In this post I am going to explore how low can property prices drop strictly from the angle of affordability, stripping away factors that are unquantifiable such as sentiment, confidence, future economic performance and external factors.
What is Housing Affordability?
Affordability is one of the backbones of support for any property market. At the national level managing affordability is one of the major policy tools in controlling the housing price and demand.
Put simply, affordability is the ratio of house price to lifetime income.
A recent study by the NUS Department of Economics defines housing affordability as a ratio less than or equal to 0.3 or 30% of lifetime income. Although this is a very rough estimate based on averages it can give us a glimpse of where we are in terms of finding a bottom, notwithstanding a multitude of factors that may afflict the market. The ratio does not take into account whether buyers can afford the downpayment.

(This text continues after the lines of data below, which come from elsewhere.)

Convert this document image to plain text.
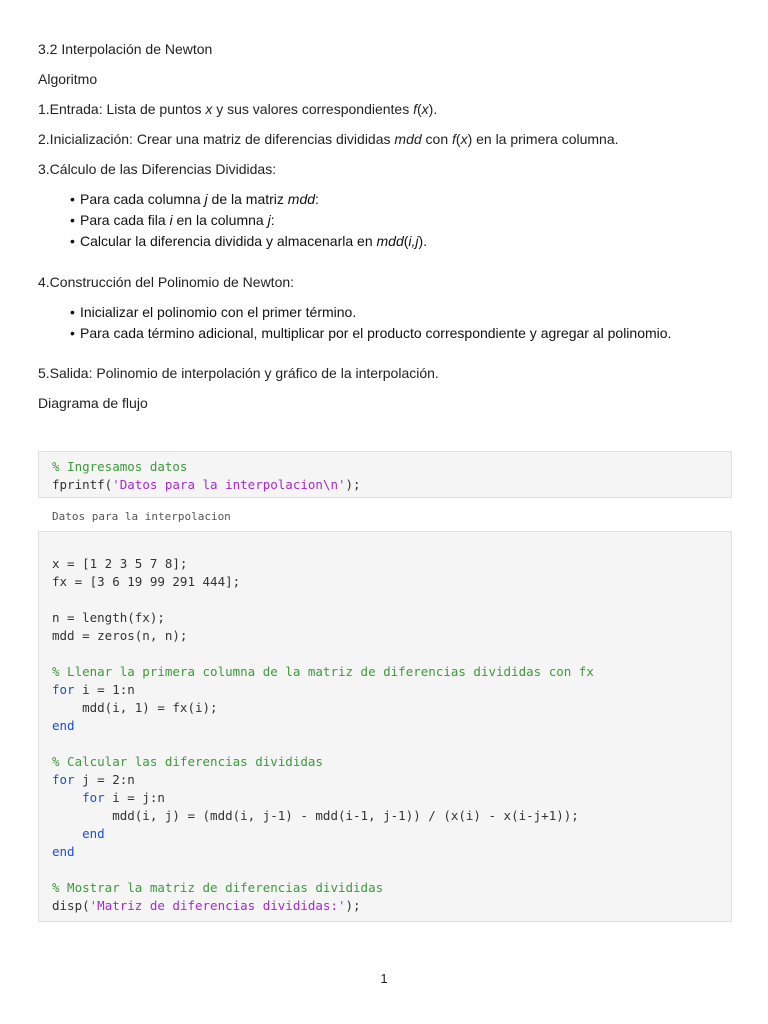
3.2 Interpolación de Newton
Algoritmo
1.Entrada: Lista de puntos x y sus valores correspondientes f(x).
2.Inicialización: Crear una matriz de diferencias divididas mdd con f(x) en la primera columna.
3.Cálculo de las Diferencias Divididas:
• Para cada columna j de la matriz mdd:
• Para cada fila i en la columna j:
• Calcular la diferencia dividida y almacenarla en mdd(i,j).
4.Construcción del Polinomio de Newton:
• Inicializar el polinomio con el primer término.
• Para cada término adicional, multiplicar por el producto correspondiente y agregar al polinomio.
5.Salida: Polinomio de interpolación y gráfico de la interpolación.
Diagrama de flujo
% Ingresamos datos
fprintf('Datos para la interpolacion\n');
Datos para la interpolacion
x = [1 2 3 5 7 8];
fx = [3 6 19 99 291 444];
n = length(fx);
mdd = zeros(n, n);
% Llenar la primera columna de la matriz de diferencias divididas con fx
for i = 1:n
mdd(i, 1) = fx(i);
end
% Calcular las diferencias divididas
for j = 2:n
for i = j:n
mdd(i, j) = (mdd(i, j-1) - mdd(i-1, j-1)) / (x(i) - x(i-j+1));
end
end
% Mostrar la matriz de diferencias divididas
disp('Matriz de diferencias divididas:');
1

From the latest Department of Statistics survey the Singapore worker’s median income is S$3,770. Given that the majority of home buyers are from dual income families, we can double the median income and use $7,540 for our calculations. Assuming an average working life of 30 years, the lifetime household income is approximately $2.7 million.
Therefore 30% of lifetime income is equivalent to S$810,000.

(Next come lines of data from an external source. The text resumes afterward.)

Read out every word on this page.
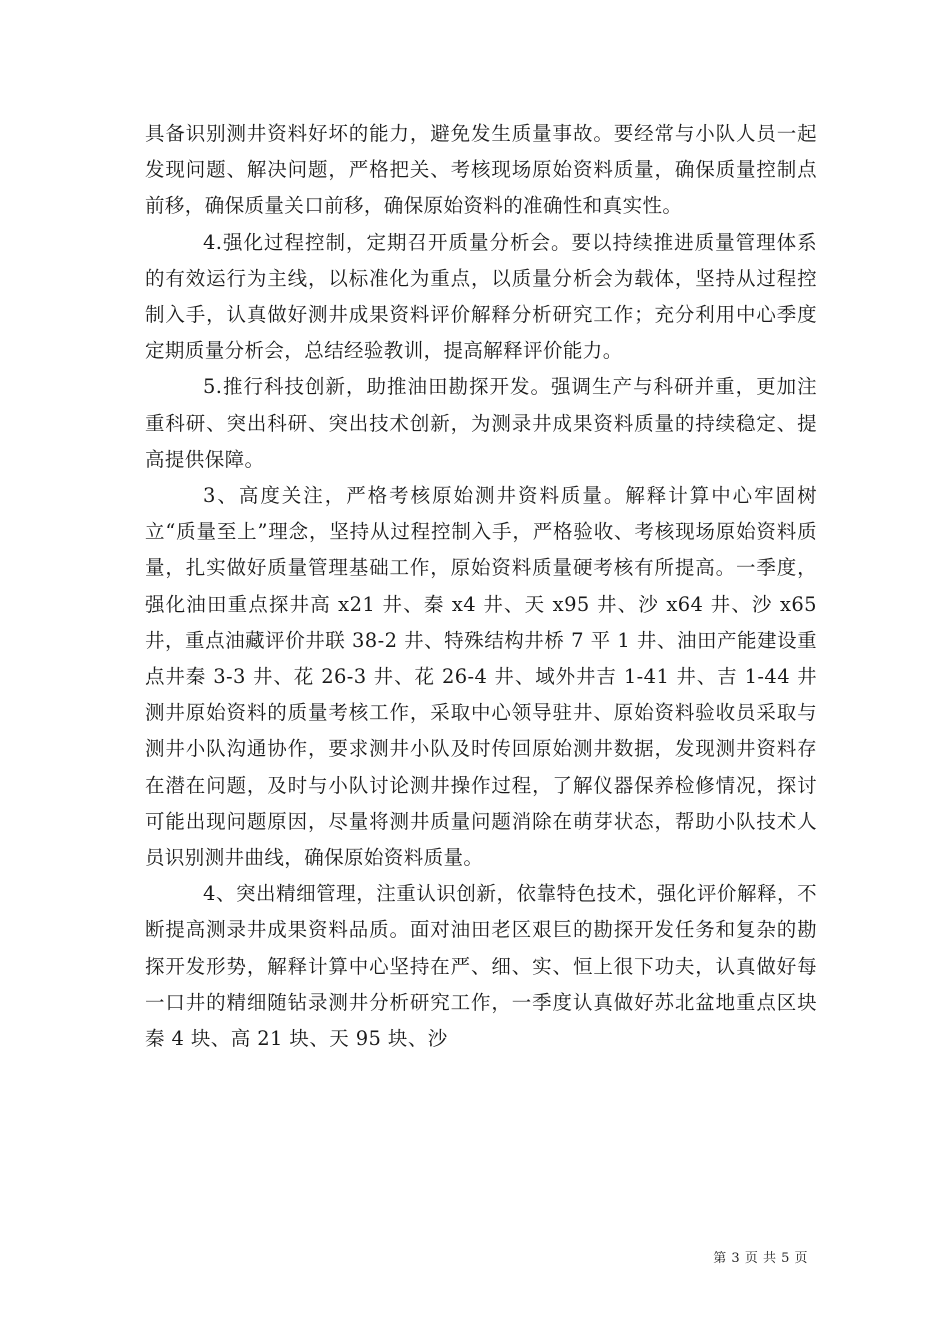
具备识别测井资料好坏的能力，避免发生质量事故。要经常与小队人员一起发现问题、解决问题，严格把关、考核现场原始资料质量，确保质量控制点前移，确保质量关口前移，确保原始资料的准确性和真实性。

4.强化过程控制，定期召开质量分析会。要以持续推进质量管理体系的有效运行为主线，以标准化为重点，以质量分析会为载体，坚持从过程控制入手，认真做好测井成果资料评价解释分析研究工作；充分利用中心季度定期质量分析会，总结经验教训，提高解释评价能力。

5.推行科技创新，助推油田勘探开发。强调生产与科研并重，更加注重科研、突出科研、突出技术创新，为测录井成果资料质量的持续稳定、提高提供保障。

3、高度关注，严格考核原始测井资料质量。解释计算中心牢固树立“质量至上”理念，坚持从过程控制入手，严格验收、考核现场原始资料质量，扎实做好质量管理基础工作，原始资料质量硬考核有所提高。一季度，强化油田重点探井高 x21 井、秦 x4 井、天 x95 井、沙 x64 井、沙 x65 井，重点油藏评价井联 38-2 井、特殊结构井桥 7 平 1 井、油田产能建设重点井秦 3-3 井、花 26-3 井、花 26-4 井、域外井吉 1-41 井、吉 1-44 井测井原始资料的质量考核工作，采取中心领导驻井、原始资料验收员采取与测井小队沟通协作，要求测井小队及时传回原始测井数据，发现测井资料存在潜在问题，及时与小队讨论测井操作过程，了解仪器保养检修情况，探讨可能出现问题原因，尽量将测井质量问题消除在萌芽状态，帮助小队技术人员识别测井曲线，确保原始资料质量。

4、突出精细管理，注重认识创新，依靠特色技术，强化评价解释，不断提高测录井成果资料品质。面对油田老区艰巨的勘探开发任务和复杂的勘探开发形势，解释计算中心坚持在严、细、实、恒上很下功夫，认真做好每一口井的精细随钻录测井分析研究工作，一季度认真做好苏北盆地重点区块秦 4 块、高 21 块、天 95 块、沙

第 3 页 共 5 页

Again applying the broad use of averages here, we can postulate that if a 3 bedroom mass market private residential apartment in an average neighbourhood, ie outside of the central region (OCR) drops to S$810,000 or below it would be considered affordable. This is the price of true affordability where the average household can comfortably afford a 2-3 bedroom private condo/apartment. Some or all of the cooling measures might even be withdrawn before this level is breached.
Any increase in median wages will see this value increase proportionately. Below is the projected wage growth till 2016.
Will You Buy If Prices Dropped Another 30%?
So let’s see where we stand right now. Currently prices for a new 3 bedroom unit outside of the central region (OCR) is around S$1.1 to $1.3. To drop to $810,000 is a decline of around 30%. Yes that is drastic. Bear in mind that this is only a theoretical value, a line in the sand so to speak, where prices will be supported by the mass market.
Let’s say if a new 1200 sq ft condo/apartment at Hougang, Bedok or Jurong dropped to $800,000 would you buy without hesitation?